Compared with other firms selling tokens on the back of vague promises, Telegram has lots going for it. Its encrypted messenger app, particularly popular with the global crypto crowd, is already used by nearly 200m people. With such a captive audience, the Durovs’ ambition of bringing virtual money to the masses over the next year or so does not sound so far-fetched. WeChat in China has already integrated payments into its messaging app (albeit without its own currency).

The ICO offers a way to monetise Telegram, which has so far been funded by Pavel Durov, and which, by the firm’s estimate, needs $400m to fund its expansion over the next three years. Mr Durov struck gold with VKontakte, a Russian social-networking site, though he was later forced out of both the company and the country after clashing with the government over data privacy. Nikolai is regarded as the technical brains behind Telegram.

Unsurprisingly, given the crypto-craze, the presale is rumoured to be significantly oversubscribed. Many Silicon Valley venture capitalists sat on the sidelines as ICOs took off last year. But Telegram, with its established brand and the Durovs’ pedigree, gives them an opportunity to join the fray, says Kyle Samani, who runs Multicoin Capital, a hedge fund dedicated to crypto-currencies.

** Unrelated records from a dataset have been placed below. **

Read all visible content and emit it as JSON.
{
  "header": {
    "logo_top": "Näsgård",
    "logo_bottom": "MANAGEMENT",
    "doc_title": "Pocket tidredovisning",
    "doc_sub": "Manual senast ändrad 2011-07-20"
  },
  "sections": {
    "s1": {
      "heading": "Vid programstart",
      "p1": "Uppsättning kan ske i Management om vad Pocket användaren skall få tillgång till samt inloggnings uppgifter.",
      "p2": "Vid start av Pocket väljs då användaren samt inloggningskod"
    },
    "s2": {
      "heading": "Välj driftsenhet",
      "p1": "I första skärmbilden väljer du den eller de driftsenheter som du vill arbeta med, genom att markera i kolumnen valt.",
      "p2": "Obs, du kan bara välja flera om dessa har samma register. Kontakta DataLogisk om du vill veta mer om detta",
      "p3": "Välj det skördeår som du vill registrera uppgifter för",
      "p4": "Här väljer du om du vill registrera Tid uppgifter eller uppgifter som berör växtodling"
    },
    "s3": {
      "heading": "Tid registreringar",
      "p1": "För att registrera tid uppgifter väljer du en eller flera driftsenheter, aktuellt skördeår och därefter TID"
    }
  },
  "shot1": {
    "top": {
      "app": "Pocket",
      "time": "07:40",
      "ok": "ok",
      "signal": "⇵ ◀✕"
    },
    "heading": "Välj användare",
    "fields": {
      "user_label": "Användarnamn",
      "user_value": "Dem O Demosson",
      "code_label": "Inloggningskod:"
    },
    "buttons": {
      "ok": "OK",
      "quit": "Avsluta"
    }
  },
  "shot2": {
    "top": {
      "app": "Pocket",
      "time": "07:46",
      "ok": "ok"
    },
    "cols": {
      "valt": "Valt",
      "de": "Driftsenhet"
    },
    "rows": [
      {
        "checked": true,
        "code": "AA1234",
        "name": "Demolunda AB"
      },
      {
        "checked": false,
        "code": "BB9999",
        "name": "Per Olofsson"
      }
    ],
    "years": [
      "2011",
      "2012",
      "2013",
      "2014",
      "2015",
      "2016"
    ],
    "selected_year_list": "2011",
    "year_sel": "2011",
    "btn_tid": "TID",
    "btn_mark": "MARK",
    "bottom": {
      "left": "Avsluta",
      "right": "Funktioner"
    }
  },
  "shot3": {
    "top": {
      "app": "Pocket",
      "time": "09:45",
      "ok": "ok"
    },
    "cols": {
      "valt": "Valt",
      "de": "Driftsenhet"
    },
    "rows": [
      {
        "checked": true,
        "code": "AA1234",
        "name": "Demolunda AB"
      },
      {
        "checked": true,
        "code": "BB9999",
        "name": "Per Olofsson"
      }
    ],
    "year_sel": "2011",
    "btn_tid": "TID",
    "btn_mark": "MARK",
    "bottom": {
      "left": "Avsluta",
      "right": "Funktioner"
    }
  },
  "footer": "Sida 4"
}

A discount to early investors is probably helping to stoke demand. Yet some investors, including Mr Samani himself, remain unconvinced. Even if the Durovs’ thesis that a mass-market crypto-currency will take off is right, their bold ambitions could still fail to be realised.

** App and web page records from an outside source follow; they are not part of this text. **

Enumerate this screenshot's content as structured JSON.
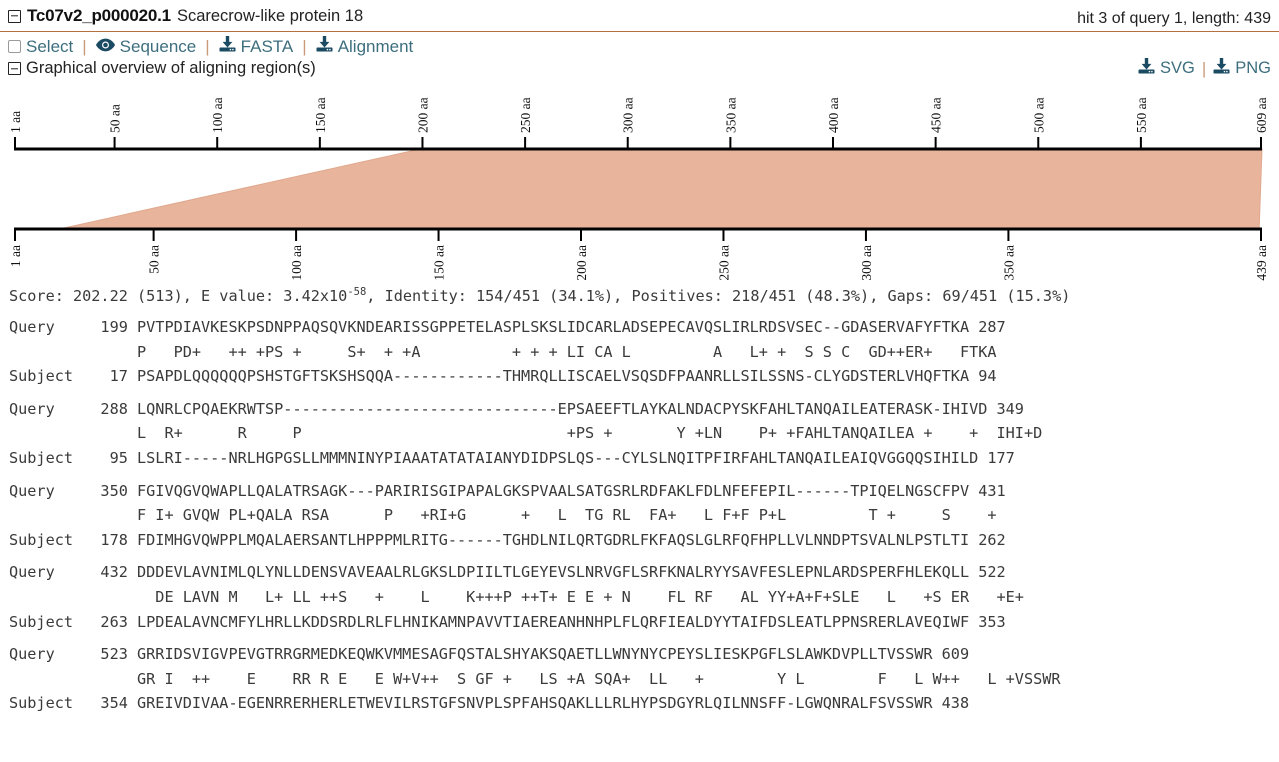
{
  "header": {
    "hit_id": "Tc07v2_p000020.1",
    "description": "Scarecrow-like protein 18",
    "meta": "hit 3 of query 1, length: 439",
    "collapse_icon": "minus-box-icon"
  },
  "actions": {
    "select_label": "Select",
    "sequence_label": "Sequence",
    "fasta_label": "FASTA",
    "alignment_label": "Alignment",
    "separator": "|",
    "checkbox_icon": "checkbox-icon",
    "eye_icon": "eye-icon",
    "download_icon": "download-icon"
  },
  "overview": {
    "title": "Graphical overview of aligning region(s)",
    "svg_label": "SVG",
    "png_label": "PNG",
    "separator": "|",
    "collapse_icon": "minus-box-icon"
  },
  "chart_data": {
    "type": "diagram",
    "title": "Graphical overview of aligning region(s)",
    "bar_color": "#e8b49b",
    "bar_stroke": "#e0a98e",
    "axis_color": "#000000",
    "query_axis": {
      "name": "query",
      "start": 1,
      "end": 609,
      "tick_labels": [
        "1 aa",
        "50 aa",
        "100 aa",
        "150 aa",
        "200 aa",
        "250 aa",
        "300 aa",
        "350 aa",
        "400 aa",
        "450 aa",
        "500 aa",
        "550 aa",
        "609 aa"
      ],
      "tick_values": [
        1,
        50,
        100,
        150,
        200,
        250,
        300,
        350,
        400,
        450,
        500,
        550,
        609
      ],
      "aligned_from": 199,
      "aligned_to": 609
    },
    "subject_axis": {
      "name": "subject",
      "start": 1,
      "end": 439,
      "tick_labels": [
        "1 aa",
        "50 aa",
        "100 aa",
        "150 aa",
        "200 aa",
        "250 aa",
        "300 aa",
        "350 aa",
        "439 aa"
      ],
      "tick_values": [
        1,
        50,
        100,
        150,
        200,
        250,
        300,
        350,
        439
      ],
      "aligned_from": 17,
      "aligned_to": 438
    }
  },
  "stats": {
    "prefix": "Score: 202.22 (513), E value: 3.42x10",
    "exponent": "-58",
    "suffix": ", Identity: 154/451 (34.1%), Positives: 218/451 (48.3%), Gaps: 69/451 (15.3%)"
  },
  "alignment": {
    "blocks": [
      {
        "query": "Query     199 PVTPDIAVKESKPSDNPPAQSQVKNDEARISSGPPETELASPLSKSLIDCARLADSEPECAVQSLIRLRDSVSEC--GDASERVAFYFTKA 287",
        "midline": "              P   PD+   ++ +PS +     S+  + +A          + + + LI CA L         A   L+ +  S S C  GD++ER+   FTKA",
        "subject": "Subject    17 PSAPDLQQQQQQPSHSTGFTSKSHSQQA------------THMRQLLISCAELVSQSDFPAANRLLSILSSNS-CLYGDSTERLVHQFTKA 94"
      },
      {
        "query": "Query     288 LQNRLCPQAEKRWTSP------------------------------EPSAEEFTLAYKALNDACPYSKFAHLTANQAILEATERASK-IHIVD 349",
        "midline": "              L  R+      R     P                             +PS +       Y +LN    P+ +FAHLTANQAILEA +    +  IHI+D",
        "subject": "Subject    95 LSLRI-----NRLHGPGSLLMMMNINYPIAAATATATAIANYDIDPSLQS---CYLSLNQITPFIRFAHLTANQAILEAIQVGGQQSIHILD 177"
      },
      {
        "query": "Query     350 FGIVQGVQWAPLLQALATRSAGK---PARIRISGIPAPALGKSPVAALSATGSRLRDFAKLFDLNFEFEPIL------TPIQELNGSCFPV 431",
        "midline": "              F I+ GVQW PL+QALA RSA      P   +RI+G      +   L  TG RL  FA+   L F+F P+L         T +     S    +",
        "subject": "Subject   178 FDIMHGVQWPPLMQALAERSANTLHPPPMLRITG------TGHDLNILQRTGDRLFKFAQSLGLRFQFHPLLVLNNDPTSVALNLPSTLTI 262"
      },
      {
        "query": "Query     432 DDDEVLAVNIMLQLYNLLDENSVAVEAALRLGKSLDPIILTLGEYEVSLNRVGFLSRFKNALRYYSAVFESLEPNLARDSPERFHLEKQLL 522",
        "midline": "                DE LAVN M   L+ LL ++S   +    L    K+++P ++T+ E E + N    FL RF   AL YY+A+F+SLE   L   +S ER   +E+",
        "subject": "Subject   263 LPDEALAVNCMFYLHRLLKDDSRDLRLFLHNIKAMNPAVVTIAEREANHNHPLFLQRFIEALDYYTAIFDSLEATLPPNSRERLAVEQIWF 353"
      },
      {
        "query": "Query     523 GRRIDSVIGVPEVGTRRGRMEDKEQWKVMMESAGFQSTALSHYAKSQAETLLWNYNYCPEYSLIESKPGFLSLAWKDVPLLTVSSWR 609",
        "midline": "              GR I  ++    E    RR R E   E W+V++  S GF +   LS +A SQA+  LL   +        Y L        F   L W++   L +VSSWR",
        "subject": "Subject   354 GREIVDIVAA-EGENRRERHERLETWEVILRSTGFSNVPLSPFAHSQAKLLLRLHYPSDGYRLQILNNSFF-LGWQNRALFSVSSWR 438"
      }
    ]
  }
}
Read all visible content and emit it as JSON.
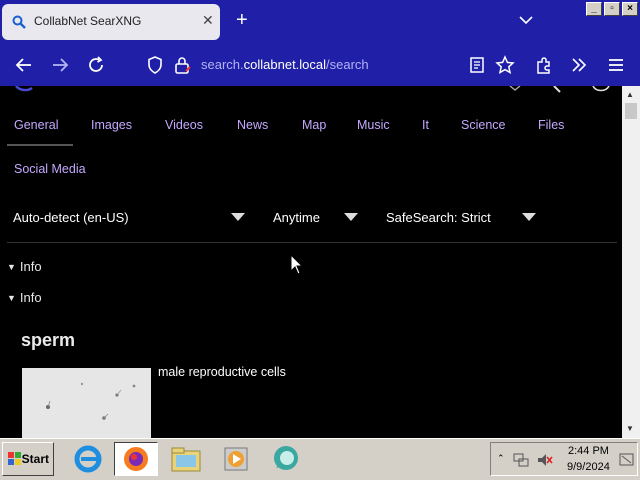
{
  "browser": {
    "tab_title": "CollabNet SearXNG",
    "url_prefix": "search.",
    "url_domain": "collabnet.local",
    "url_path": "/search"
  },
  "categories": [
    "General",
    "Images",
    "Videos",
    "News",
    "Map",
    "Music",
    "It",
    "Science",
    "Files",
    "Social Media"
  ],
  "filters": {
    "language": "Auto-detect (en-US)",
    "time": "Anytime",
    "safesearch": "SafeSearch: Strict"
  },
  "info_sections": [
    "Info",
    "Info"
  ],
  "answer": {
    "title": "sperm",
    "description": "male reproductive cells"
  },
  "taskbar": {
    "start_label": "Start",
    "time": "2:44 PM",
    "date": "9/9/2024"
  },
  "colors": {
    "chrome": "#1f1fa8",
    "link": "#c4a8ff",
    "background": "#000000"
  }
}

One potential obstacle is technology. Unlike other projects funded by ICOs, which rely on existing technology, Telegram plans to build a new blockchain, a type of decentralised ledger, with a new architecture, notes Lex Sokolin of Autonomous, a research firm. That is entirely achievable; Filecoin, for example, has already done so for data storage. But the Durovs are betting that they can solve many of the hard problems that other blockchain programmers have already given up on, says Yannick Roux, who runs Token Economy, a widely read crypto-currency newsletter. Telegram claims that TON will be able to process millions of transactions per second, far faster than happens in bitcoin, through painful-sounding processes like “infinite sharding” and “hypercube routing”. Research into both was abandoned years ago by other developers.

Even if the technological hurdles are surmounted, regulation may prove a bigger obstacle. Telegram sells itself as being beyond the reach of the state. But it is under pressure to block all forms of extremist content on its app. Islamic State is believed to have used it to plan attacks in Berlin and Istanbul; the Russian authorities claim that terrorists used Telegram to plan an attack last year on St Petersburg’s metro. In a speech at the World Economic Forum in Davos last week, Britain’s prime minister, Theresa May, described the app as a “home to criminals and terrorists” and said it should co-operate with authorities.

And crypto-currencies in general are attracting far more flak from regulators. This week America’s Securities and Exchange Commission halted an ICO by AriseBank, which claimed to have raised $600m, alleging investor fraud; and regulators in South Korea cracked down on allegedly illegal foreign-exchange deals carried out using crypto-currencies. Even Facebook this week announced a ban on ads promoting ICOs and crypto-currencies (although Mark Zuckerberg, the firm’s founder, has expressed an interest in digital currencies). Ministers also plan to discuss a global regulatory framework for crypto-currencies at a G20 summit in March, aimed at protecting investors and preventing illicit activities such as money-laundering. Raising money should be easy for Telegram. Shutting out the state will be far more testing.